Even if you don't know the music of San Diego's Three Mile Pilot, you probably know the band. When Three Mile Pilot entered hibernation at the tail end of the '90s, the band was sliced in two. The rhythm section, composed of Armistead Burwell Smith IV and Tom Zinser, formed the bubbly eschewed pop of Pinback, while multi-instrumentalist Tobias Nathaniel and frontman Pall Jenkins hung their heads in the scorched emotional wasteland of the Black Heart Procession. As time progressed, these side projects evolved into fulltime affairs, and their dual success snuffed out any hope that Three Mile Pilot would ever wake from nearly a decade of indefinite hiatus.
Yet they did. At first, with a one-off performance in Chicago for the Touch and Go 25th Anniversary in 2006 (ironically, this was their sole contribution to the seminal label, which signed the band while they lay dormant, only to have suspended operations by the time of their return), then a trio of sold-out hometown shows earlier this year, and now a full-blown tour and the promise of a new recording.
A glacial pace like this is hard to decipher, but Jenkins attempts to make his case: "I mean, you are dealing with Three Mile Pilot, we're a bit spaced out sometimes." He continues, "Our friends tease us about how long it has taken, but we really do work, and we have 30-35 songs. We're just getting the right ones that we feel good about. [The album] is for sure coming out next year."
Three Mile Pilot's initial induction as icons of the San Diego music scene was due to the success of Pinback and the Black Heart Procession—fine bands forgotten about by those not privy to their early years. But during their original run in the '90s—producing three full-length albums, a dual disc B-side compilation, one incredibly unlikely major label deal with Geffen, and countless tours the world over—few bands wielded the influence of Three Mile Pilot. An improbable product of the sun-soaked conservative sprawl of San Diego—and the polar opposite of the frosted-tipped, bro-hemian rockers that lay claim to America's Finest City—the original trio (Jenkins, Smith, Zinser) sank their heels into an artistic position that enabled the band to experiment with post-punk structure and skillfully dissect the very framework of indie rock.

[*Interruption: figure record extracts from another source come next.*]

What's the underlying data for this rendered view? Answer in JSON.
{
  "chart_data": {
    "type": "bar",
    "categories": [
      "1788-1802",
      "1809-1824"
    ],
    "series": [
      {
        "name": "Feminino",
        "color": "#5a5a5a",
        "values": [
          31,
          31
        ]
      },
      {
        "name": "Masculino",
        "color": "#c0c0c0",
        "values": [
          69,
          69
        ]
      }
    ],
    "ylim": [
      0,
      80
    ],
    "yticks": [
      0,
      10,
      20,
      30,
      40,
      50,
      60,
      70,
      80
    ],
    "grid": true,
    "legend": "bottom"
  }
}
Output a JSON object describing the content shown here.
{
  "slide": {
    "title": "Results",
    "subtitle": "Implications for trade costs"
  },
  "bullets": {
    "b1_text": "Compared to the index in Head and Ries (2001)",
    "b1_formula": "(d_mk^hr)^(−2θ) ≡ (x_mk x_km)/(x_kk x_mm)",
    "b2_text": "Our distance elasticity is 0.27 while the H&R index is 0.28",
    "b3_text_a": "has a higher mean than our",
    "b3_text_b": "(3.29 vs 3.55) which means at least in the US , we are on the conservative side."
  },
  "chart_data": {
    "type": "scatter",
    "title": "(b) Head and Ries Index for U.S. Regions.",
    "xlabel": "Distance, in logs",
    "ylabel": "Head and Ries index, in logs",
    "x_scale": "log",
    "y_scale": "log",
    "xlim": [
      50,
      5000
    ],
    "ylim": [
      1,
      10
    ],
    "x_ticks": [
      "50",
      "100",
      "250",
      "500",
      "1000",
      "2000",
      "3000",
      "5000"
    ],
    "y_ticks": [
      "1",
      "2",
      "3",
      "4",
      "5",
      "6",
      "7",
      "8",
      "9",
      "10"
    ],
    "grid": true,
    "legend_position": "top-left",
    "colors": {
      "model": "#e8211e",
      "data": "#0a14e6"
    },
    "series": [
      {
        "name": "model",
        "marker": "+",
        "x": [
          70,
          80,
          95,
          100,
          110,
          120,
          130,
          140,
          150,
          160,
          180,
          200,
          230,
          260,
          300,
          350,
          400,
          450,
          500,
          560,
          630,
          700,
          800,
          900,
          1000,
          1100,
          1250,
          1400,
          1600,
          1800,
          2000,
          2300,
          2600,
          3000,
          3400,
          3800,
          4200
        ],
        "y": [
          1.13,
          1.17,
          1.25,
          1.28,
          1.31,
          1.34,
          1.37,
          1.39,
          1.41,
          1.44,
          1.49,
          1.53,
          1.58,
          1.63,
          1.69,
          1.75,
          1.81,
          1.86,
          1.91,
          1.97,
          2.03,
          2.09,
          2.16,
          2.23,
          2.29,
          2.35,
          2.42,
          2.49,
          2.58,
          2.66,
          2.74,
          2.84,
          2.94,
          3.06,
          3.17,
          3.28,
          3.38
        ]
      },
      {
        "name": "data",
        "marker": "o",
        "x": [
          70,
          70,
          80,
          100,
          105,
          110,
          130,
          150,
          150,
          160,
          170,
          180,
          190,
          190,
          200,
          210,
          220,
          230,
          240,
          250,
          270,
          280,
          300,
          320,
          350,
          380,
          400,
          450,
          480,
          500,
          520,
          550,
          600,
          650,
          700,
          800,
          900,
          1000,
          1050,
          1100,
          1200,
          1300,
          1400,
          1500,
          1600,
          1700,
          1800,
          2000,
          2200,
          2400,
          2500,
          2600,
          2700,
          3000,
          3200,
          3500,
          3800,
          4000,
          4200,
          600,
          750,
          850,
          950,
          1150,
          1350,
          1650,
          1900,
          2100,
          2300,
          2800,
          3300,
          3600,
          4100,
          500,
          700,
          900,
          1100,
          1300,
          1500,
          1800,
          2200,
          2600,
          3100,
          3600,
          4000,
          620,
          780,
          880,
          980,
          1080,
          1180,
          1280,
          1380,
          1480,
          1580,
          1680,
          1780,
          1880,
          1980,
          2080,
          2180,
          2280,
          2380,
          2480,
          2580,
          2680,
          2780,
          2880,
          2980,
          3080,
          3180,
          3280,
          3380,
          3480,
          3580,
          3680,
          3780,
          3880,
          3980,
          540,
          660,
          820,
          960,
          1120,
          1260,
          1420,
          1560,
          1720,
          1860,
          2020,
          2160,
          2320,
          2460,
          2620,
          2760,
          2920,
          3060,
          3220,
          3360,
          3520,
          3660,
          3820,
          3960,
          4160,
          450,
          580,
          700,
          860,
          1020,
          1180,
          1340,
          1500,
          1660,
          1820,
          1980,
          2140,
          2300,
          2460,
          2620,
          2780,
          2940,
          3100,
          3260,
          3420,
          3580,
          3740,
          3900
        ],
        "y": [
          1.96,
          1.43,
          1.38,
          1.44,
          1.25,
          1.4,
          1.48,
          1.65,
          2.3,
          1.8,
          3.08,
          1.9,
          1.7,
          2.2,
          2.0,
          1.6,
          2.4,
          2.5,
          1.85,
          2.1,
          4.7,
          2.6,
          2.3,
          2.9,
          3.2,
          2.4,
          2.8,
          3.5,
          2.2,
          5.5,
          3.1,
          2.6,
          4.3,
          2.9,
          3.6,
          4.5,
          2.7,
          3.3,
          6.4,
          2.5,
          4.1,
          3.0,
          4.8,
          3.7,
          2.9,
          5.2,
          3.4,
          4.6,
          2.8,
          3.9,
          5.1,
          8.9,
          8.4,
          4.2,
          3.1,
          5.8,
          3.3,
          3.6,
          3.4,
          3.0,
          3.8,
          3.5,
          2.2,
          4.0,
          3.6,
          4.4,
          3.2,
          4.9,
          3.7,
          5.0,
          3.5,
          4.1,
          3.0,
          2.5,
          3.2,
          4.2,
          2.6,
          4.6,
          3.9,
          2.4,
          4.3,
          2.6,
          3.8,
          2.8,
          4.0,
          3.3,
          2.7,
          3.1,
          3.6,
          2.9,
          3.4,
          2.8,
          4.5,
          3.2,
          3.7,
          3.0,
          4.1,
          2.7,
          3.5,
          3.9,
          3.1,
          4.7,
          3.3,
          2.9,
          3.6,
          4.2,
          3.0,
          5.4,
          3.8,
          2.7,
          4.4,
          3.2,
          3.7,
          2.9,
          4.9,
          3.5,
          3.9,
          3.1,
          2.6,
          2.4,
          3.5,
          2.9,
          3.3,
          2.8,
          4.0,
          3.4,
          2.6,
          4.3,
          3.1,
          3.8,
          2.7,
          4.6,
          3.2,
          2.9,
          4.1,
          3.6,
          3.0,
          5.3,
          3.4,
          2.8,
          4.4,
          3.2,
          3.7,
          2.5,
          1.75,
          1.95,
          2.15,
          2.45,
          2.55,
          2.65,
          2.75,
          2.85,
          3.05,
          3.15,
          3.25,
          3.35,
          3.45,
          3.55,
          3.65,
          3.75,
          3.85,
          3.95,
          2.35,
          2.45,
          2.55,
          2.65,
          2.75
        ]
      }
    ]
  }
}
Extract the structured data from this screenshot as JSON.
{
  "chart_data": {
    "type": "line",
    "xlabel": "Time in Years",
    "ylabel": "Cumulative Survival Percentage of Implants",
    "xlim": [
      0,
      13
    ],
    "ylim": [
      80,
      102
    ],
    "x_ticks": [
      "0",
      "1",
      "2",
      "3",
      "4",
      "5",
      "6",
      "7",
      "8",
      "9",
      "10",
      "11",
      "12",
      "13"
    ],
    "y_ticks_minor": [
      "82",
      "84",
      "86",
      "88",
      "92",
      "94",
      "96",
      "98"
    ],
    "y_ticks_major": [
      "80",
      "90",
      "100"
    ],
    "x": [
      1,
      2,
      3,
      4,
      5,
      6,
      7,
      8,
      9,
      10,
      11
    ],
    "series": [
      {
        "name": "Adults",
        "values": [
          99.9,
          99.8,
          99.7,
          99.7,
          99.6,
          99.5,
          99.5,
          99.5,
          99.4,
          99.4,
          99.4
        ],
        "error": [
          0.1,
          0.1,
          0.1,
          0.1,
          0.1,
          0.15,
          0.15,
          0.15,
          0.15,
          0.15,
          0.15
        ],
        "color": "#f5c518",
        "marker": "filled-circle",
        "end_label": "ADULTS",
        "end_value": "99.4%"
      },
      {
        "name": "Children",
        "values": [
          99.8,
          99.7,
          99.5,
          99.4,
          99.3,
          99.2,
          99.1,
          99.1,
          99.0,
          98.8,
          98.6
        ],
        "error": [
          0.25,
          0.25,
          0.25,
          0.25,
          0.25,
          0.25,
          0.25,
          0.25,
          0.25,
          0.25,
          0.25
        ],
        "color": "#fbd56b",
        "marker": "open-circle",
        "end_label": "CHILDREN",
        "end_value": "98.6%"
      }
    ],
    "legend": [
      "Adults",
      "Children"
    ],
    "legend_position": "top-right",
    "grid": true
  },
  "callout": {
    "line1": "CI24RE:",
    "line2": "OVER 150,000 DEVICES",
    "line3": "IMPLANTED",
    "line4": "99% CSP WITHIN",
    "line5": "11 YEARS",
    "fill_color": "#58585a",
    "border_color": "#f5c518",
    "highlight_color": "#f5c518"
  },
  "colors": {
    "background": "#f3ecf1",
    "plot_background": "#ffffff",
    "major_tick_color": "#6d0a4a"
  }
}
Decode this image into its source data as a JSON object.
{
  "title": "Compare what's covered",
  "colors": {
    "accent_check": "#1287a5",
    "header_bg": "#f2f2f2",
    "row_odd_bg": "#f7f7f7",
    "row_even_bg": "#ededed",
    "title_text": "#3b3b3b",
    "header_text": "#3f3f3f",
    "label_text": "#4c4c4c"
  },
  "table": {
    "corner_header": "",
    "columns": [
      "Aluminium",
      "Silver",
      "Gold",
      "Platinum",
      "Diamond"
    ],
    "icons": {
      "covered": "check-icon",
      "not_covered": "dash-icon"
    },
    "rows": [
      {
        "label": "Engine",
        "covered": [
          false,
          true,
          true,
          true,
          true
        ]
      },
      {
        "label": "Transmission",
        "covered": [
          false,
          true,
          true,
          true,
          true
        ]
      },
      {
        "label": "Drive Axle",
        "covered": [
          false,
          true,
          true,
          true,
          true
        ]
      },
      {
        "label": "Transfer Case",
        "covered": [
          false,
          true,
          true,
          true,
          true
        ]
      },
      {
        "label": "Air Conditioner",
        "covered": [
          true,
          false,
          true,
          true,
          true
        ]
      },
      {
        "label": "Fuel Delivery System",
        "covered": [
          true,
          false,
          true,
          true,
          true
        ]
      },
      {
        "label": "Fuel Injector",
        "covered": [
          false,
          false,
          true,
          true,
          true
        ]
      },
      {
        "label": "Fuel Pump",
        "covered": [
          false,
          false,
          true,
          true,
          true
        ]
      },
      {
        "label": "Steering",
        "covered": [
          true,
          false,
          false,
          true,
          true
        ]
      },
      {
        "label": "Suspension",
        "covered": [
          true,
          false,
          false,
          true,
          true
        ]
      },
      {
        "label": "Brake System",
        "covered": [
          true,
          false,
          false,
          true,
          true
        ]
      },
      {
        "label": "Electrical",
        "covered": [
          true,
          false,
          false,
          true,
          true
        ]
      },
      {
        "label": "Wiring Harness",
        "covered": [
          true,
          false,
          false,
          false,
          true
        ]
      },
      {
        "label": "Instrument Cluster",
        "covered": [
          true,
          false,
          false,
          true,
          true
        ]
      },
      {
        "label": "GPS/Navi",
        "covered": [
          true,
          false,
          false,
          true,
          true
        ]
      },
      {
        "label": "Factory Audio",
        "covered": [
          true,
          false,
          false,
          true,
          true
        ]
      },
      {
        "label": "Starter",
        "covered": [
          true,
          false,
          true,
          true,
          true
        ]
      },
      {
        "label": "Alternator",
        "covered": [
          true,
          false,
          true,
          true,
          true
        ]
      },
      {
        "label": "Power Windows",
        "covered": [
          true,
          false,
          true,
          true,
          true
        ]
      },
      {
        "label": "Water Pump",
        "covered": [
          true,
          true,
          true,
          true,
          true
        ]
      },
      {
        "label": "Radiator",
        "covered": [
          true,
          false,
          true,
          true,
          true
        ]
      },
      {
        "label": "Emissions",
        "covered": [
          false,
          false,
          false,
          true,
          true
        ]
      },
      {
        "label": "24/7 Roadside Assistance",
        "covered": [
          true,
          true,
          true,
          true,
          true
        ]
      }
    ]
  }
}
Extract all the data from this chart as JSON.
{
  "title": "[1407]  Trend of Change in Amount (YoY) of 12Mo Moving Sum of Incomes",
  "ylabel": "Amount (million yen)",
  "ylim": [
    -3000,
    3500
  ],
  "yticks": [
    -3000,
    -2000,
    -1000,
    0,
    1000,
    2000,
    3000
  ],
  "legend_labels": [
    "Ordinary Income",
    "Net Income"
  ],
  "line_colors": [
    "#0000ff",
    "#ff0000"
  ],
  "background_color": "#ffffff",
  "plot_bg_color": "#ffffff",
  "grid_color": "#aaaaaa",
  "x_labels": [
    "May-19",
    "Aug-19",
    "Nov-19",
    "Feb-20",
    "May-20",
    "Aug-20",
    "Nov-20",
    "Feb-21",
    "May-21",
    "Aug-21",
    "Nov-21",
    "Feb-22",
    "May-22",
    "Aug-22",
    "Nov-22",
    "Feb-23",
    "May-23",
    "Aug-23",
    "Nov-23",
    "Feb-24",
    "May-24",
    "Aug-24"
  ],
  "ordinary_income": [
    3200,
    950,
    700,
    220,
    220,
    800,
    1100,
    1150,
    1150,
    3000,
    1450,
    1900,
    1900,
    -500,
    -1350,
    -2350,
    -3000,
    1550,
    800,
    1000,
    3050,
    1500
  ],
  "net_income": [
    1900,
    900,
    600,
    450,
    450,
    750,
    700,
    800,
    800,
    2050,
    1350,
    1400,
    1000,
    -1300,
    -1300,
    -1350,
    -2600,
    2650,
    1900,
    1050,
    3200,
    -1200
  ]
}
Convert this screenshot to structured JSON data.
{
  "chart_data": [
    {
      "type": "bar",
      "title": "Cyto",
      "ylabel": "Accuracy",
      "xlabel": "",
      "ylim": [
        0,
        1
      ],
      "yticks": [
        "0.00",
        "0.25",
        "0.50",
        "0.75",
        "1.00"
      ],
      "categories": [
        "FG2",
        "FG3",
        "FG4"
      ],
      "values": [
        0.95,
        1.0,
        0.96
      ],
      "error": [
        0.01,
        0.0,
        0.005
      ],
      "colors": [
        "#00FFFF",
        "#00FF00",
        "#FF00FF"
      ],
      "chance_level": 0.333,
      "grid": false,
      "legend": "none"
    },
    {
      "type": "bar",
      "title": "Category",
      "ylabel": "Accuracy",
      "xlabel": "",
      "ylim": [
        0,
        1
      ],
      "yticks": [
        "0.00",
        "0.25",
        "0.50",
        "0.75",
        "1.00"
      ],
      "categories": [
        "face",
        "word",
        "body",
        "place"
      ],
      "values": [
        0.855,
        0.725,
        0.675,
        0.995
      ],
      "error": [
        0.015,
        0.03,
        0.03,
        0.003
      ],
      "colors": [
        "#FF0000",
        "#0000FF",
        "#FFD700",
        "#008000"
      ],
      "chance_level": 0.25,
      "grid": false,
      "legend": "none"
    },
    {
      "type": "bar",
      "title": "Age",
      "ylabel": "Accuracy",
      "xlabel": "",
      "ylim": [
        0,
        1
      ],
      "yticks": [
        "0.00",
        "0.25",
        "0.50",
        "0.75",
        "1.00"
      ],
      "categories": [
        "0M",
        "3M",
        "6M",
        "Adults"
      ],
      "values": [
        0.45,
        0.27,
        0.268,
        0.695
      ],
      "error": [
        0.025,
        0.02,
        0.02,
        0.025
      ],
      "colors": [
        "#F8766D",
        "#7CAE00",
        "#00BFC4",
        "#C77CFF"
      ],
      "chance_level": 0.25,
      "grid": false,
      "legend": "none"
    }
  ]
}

Their debut, Nà Vuccà Dò Lupù, had no guitar, just the nimble bass work of Smith, the spacious drumming of Zinser, and the sorrowful bellows of Jenkins, who oftentimes was aided by a crackling bullhorn. Their unbridled creativity peaked with Chief Assassin to the Sinister, their finest recording, which featured numerous songs clocking in at over eight minutes in length, the ghostly horns of Jim French, a dizzying multimedia live show, and an LP originally packaged in thick swaths of hand-sewn burlap. Their commitment to an all-encompassing artistic expression—from sound to stage to packaging—was a work of masterful creativity, or... well, something else. "It was a creative time, but I think back then I was on more drugs than I am now," explains Jenkins.
No matter the substances that coursed through Jenkins' body, Three Mile Pilot were as seminal, and just plain important, as any band of that era. Their meticulously assembled sound could never be tied to a single outside influence, and as they cindered out—swallowed whole by the attention given to their other musical endeavors—it seemed that people would never again get to experience the sheer wonder of seeing this band. That is, until now. Please do yourself a favor and do not miss this show.